Town in the Roman province of Asia

Caloe was a town in the Roman province of Asia. It is mentioned as Kaloe or Keloue in 3rd-century inscriptions; as Kalose in Hierocles's Synecdemos (660); and as Kalloe, Kaloe, and Kolone in Parthey's Notitiæ episcopatuum, in which it figures from the 6th to the 12fth or 13th century.

==Description==
Caloe was in the upper valley of the Küçük Menderes (Kaystros) western Turkey, and is identified with the modern Kiraz, Keleş stream, to the southwest of Alaşehir (ancient Philadelphia). The 10th-century historian Leo the Deacon, who was born in Caloe, describes the village as, "a very beautiful village in Asia, located on the slopes of Mt. Tmolos, near the sources of the river Kaystros, which, after flowing past the Kelbianon region and offering a most pleasant vista to the beholder, empties out into the gulf of Ephesos, that famous and celebrated city, and forms an estuary."
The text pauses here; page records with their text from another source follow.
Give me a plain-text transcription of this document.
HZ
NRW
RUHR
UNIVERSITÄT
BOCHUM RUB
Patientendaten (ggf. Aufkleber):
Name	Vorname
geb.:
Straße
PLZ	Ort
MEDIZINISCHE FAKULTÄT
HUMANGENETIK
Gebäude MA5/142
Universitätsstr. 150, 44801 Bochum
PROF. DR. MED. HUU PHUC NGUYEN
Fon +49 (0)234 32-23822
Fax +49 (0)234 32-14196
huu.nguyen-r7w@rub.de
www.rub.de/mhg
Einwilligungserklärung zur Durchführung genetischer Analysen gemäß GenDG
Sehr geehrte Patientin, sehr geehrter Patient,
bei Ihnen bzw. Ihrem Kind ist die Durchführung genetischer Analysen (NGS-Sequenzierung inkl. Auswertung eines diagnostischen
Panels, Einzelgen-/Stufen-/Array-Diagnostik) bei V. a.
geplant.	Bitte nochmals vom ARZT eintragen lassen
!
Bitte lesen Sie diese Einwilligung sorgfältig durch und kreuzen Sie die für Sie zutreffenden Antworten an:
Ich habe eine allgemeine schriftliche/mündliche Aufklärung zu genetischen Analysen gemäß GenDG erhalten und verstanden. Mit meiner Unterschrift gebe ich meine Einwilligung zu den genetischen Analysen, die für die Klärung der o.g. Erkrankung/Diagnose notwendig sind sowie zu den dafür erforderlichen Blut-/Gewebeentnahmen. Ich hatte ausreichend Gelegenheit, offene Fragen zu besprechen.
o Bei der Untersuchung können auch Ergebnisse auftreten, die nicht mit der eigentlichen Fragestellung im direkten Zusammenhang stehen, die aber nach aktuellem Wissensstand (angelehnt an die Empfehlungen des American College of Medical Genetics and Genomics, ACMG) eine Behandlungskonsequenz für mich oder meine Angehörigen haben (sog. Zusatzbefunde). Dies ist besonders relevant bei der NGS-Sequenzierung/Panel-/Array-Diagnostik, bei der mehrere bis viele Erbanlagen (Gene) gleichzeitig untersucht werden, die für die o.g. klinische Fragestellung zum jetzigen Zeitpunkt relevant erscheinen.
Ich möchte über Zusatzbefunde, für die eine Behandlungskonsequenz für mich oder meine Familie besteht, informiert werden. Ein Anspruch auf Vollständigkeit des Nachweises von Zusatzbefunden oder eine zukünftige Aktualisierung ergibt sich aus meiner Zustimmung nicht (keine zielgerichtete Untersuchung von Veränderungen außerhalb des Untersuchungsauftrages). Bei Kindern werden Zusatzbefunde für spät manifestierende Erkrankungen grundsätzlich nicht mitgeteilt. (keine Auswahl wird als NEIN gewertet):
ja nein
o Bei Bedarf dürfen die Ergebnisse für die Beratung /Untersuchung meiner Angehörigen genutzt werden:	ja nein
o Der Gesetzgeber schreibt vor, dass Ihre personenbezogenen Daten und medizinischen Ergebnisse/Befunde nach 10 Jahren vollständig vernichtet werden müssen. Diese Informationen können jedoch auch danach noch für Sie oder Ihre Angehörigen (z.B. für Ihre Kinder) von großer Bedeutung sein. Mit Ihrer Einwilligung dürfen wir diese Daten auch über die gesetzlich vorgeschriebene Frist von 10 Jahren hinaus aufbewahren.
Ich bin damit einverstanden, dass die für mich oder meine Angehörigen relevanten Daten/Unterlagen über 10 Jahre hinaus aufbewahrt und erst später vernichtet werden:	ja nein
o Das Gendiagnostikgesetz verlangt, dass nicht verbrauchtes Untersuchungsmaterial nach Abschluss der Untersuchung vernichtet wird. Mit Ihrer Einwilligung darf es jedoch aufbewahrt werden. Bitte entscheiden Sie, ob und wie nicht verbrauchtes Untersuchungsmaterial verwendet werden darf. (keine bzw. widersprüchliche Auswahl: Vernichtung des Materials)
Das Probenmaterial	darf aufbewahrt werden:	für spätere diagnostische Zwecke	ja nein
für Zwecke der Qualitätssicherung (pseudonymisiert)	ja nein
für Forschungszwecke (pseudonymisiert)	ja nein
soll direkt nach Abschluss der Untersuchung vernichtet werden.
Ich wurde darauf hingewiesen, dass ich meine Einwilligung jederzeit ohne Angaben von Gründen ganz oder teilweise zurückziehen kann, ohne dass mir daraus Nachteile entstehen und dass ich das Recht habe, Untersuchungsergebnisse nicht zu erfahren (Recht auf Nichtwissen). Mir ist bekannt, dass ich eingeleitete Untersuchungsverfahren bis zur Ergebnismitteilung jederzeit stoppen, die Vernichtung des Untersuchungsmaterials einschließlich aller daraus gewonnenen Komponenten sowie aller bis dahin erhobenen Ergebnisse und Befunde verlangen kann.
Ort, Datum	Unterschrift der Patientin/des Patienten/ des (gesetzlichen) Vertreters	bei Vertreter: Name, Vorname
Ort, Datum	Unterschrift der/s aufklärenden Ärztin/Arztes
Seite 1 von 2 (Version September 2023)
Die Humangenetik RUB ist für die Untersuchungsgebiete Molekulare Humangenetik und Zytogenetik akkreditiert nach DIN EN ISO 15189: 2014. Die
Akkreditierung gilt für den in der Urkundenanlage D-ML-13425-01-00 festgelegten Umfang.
The bishopric of Caloe was a suffragan of the metropolitan see of Ephesus and was thus within the Roman province of Asia. Le Quien was therefore mistaken in supposing that the titular see was named after Lake Koloe in Lydia, near which were the tombs of Lydian kings and the temple of Artemis Koloene.

The names of three of its bishops are known because their participation in councils: Aphobius in the Council of Ephesus of 431; Gregorius in the Trullan Council of 692; and Theophanes in the Second Council of Nicaea in 787.

No longer a residential bishopric, Caloe is today listed by the Catholic Church as a titular see.